Abstract
Background: Contrary to earlier clinical studies suggesting that soy may promote breast tumor growth, two recent studies show that soy-containing foods are not adversely related to breast cancer prognosis. We examined, using data from the Women's Healthy Eating and Living (WHEL) study, the effect of soy intake on breast cancer prognosis.
Methods: Three thousand eighty-eight breast cancer survivors, diagnosed between 1991 and 2000 with early-stage breast cancer and participating in WHEL, were followed for a median of 7.3 years. Isoflavone intakes were measured postdiagnosis by using a food frequency questionnaire. Women self-reported new outcome events semiannually, which were then verified by medical records and/or death certificates. HRs and 95% CIs representing the association between either a second breast cancer event or death and soy intake were computed, adjusting for study group and other covariates, using the delayed entry Cox proportional hazards model.
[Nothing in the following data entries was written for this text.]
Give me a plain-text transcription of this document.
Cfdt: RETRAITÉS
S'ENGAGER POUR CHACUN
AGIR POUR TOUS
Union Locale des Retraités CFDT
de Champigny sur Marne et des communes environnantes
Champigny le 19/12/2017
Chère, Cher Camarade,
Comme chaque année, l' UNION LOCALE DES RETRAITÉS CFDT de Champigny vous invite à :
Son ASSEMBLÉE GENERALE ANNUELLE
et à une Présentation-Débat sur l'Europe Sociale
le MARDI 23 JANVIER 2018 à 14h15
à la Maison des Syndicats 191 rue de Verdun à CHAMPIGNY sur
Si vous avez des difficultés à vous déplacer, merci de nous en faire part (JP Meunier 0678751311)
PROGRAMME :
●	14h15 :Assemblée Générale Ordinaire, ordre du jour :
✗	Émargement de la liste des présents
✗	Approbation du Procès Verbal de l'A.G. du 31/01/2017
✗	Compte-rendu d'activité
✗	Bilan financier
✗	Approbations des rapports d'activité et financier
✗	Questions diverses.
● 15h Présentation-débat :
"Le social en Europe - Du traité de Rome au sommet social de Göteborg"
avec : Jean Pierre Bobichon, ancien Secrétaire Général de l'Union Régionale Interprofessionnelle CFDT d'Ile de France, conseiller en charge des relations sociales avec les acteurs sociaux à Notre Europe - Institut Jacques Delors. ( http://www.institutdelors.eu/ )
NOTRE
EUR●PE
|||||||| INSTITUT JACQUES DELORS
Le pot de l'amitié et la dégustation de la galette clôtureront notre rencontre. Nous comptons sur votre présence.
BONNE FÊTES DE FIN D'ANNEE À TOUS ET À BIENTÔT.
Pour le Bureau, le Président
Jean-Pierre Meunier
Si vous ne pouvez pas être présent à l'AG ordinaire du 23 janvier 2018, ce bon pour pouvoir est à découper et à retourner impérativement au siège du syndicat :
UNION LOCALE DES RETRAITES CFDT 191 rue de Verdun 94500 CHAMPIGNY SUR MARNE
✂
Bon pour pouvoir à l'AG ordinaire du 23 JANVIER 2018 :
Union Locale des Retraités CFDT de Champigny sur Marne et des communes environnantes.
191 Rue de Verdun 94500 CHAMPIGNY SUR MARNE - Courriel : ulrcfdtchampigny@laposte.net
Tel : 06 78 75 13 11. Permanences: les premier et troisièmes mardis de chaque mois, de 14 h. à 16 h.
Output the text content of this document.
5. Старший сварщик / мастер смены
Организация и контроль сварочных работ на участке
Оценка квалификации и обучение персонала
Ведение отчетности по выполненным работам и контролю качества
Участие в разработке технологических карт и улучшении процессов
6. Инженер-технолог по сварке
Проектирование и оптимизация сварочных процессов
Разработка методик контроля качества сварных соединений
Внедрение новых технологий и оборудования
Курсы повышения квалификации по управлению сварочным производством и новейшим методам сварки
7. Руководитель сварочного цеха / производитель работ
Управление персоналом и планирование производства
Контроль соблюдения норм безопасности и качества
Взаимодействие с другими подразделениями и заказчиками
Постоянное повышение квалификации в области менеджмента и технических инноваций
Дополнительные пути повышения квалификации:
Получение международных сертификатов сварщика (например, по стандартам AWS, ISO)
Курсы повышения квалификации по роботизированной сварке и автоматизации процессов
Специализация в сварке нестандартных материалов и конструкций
Results: As isoflavone intake increased, risk of death decreased (P for trend = 0.02). Women at the highest levels of isoflavone intake (>16.3 mg isoflavones) had a nonsignificant 54% reduction in risk of death.
Conclusion: Our study is the third epidemiologic study to report no adverse effects of soy foods on breast cancer prognosis.
Impact: These studies, taken together, which vary in ethnic composition (two from the United States and one from China) and by level and type of soy consumption, provide the necessary epidemiologic evidence that clinicians no longer need to advise against soy consumption for women with a diagnosis of breast cancer. Cancer Epidemiol Biomarkers Prev; 20(5); 854–8. ©2011 AACR.
This article is featured in Highlights of This Issue, p. 723
Introduction
Soy foods, a major source of phytoestrogens show both antiestrogenic and estrogen-like properties. Many studies have shown that soy consumption may protect against breast cancer, whereas other studies have shown that isoflavones, the major component of soy, enhance the proliferation of breast cancer cells in vitro (1), promote mammary tumor growth in rats (2), and possibly interfere with the effectiveness of tamoxifen (3, 4). As a result, clinicians treating women with breast cancer frequently caution them to either avoid soy foods entirely or use them in moderation (2, 5, 6).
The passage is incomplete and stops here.